Amazon's architectural bet is clear: manual curation is the wrong long-term foundation for enterprise knowledge graphs. As data volumes grow and agent deployments scale, human-maintained graphs will struggle to keep pace. By building a system that learns from agent behavior automatically, AWS is wagering that the organizations most likely to win with agentic AI will be those whose context layer improves in proportion to how much they use it.
That bet aligns with a broader pattern in AWS product strategy — taking capabilities that customers have historically built themselves and offering them as managed, continuously improving services. Whether the self-learning graph lives up to its promise at enterprise scale will depend on real-world deployments, but the architectural direction is a meaningful departure from the status quo in context layer tooling.
What This Means for Enterprise AI Teams
For data engineers, AI platform teams, and enterprise architects, the AWS announcement signals that the context layer is rapidly moving from a custom engineering problem to a managed infrastructure concern. Teams currently investing in manual graph construction and maintenance should watch closely how AWS Context performs in production, as it may significantly reduce the operational burden of keeping a knowledge graph current and accurate.
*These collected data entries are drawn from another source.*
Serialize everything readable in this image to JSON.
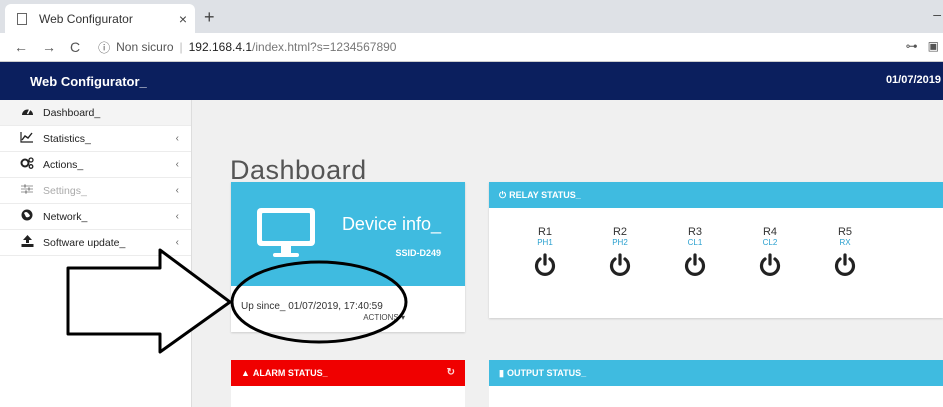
{
  "browser": {
    "tab_title": "Web Configurator",
    "tab_close": "×",
    "new_tab": "+",
    "minimize": "–",
    "security_label": "Non sicuro",
    "host": "192.168.4.1",
    "path": "/index.html?s=1234567890"
  },
  "header": {
    "brand": "Web Configurator_",
    "date": "01/07/2019"
  },
  "sidebar": {
    "items": [
      {
        "label": "Dashboard_",
        "icon": "dashboard-icon"
      },
      {
        "label": "Statistics_",
        "icon": "chart-icon",
        "chevron": "‹"
      },
      {
        "label": "Actions_",
        "icon": "gears-icon",
        "chevron": "‹"
      },
      {
        "label": "Settings_",
        "icon": "sliders-icon",
        "chevron": "‹"
      },
      {
        "label": "Network_",
        "icon": "globe-icon",
        "chevron": "‹"
      },
      {
        "label": "Software update_",
        "icon": "upload-icon",
        "chevron": "‹"
      }
    ]
  },
  "main": {
    "title": "Dashboard_",
    "device": {
      "title": "Device info_",
      "ssid": "SSID-D249",
      "up_since": "Up since_ 01/07/2019, 17:40:59",
      "actions": "ACTIONS ▾"
    },
    "relay": {
      "header": "RELAY STATUS_",
      "relays": [
        {
          "name": "R1",
          "tag": "PH1"
        },
        {
          "name": "R2",
          "tag": "PH2"
        },
        {
          "name": "R3",
          "tag": "CL1"
        },
        {
          "name": "R4",
          "tag": "CL2"
        },
        {
          "name": "R5",
          "tag": "RX"
        }
      ]
    },
    "alarm": {
      "header": "ALARM STATUS_"
    },
    "output": {
      "header": "OUTPUT STATUS_"
    }
  },
  "colors": {
    "navy": "#0b1f5e",
    "cyan": "#3fbbe0",
    "alarm_red": "#f00000"
  }
}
More broadly, the announcement reinforces a shift in where enterprise AI competition is playing out. Model performance is increasingly table stakes. The organizations that deploy AI agents most effectively will likely be those with the strongest data context infrastructure underneath — and that infrastructure layer is now a primary battleground for cloud providers, data platform vendors, and AI tooling startups alike. AWS has just made its opening move.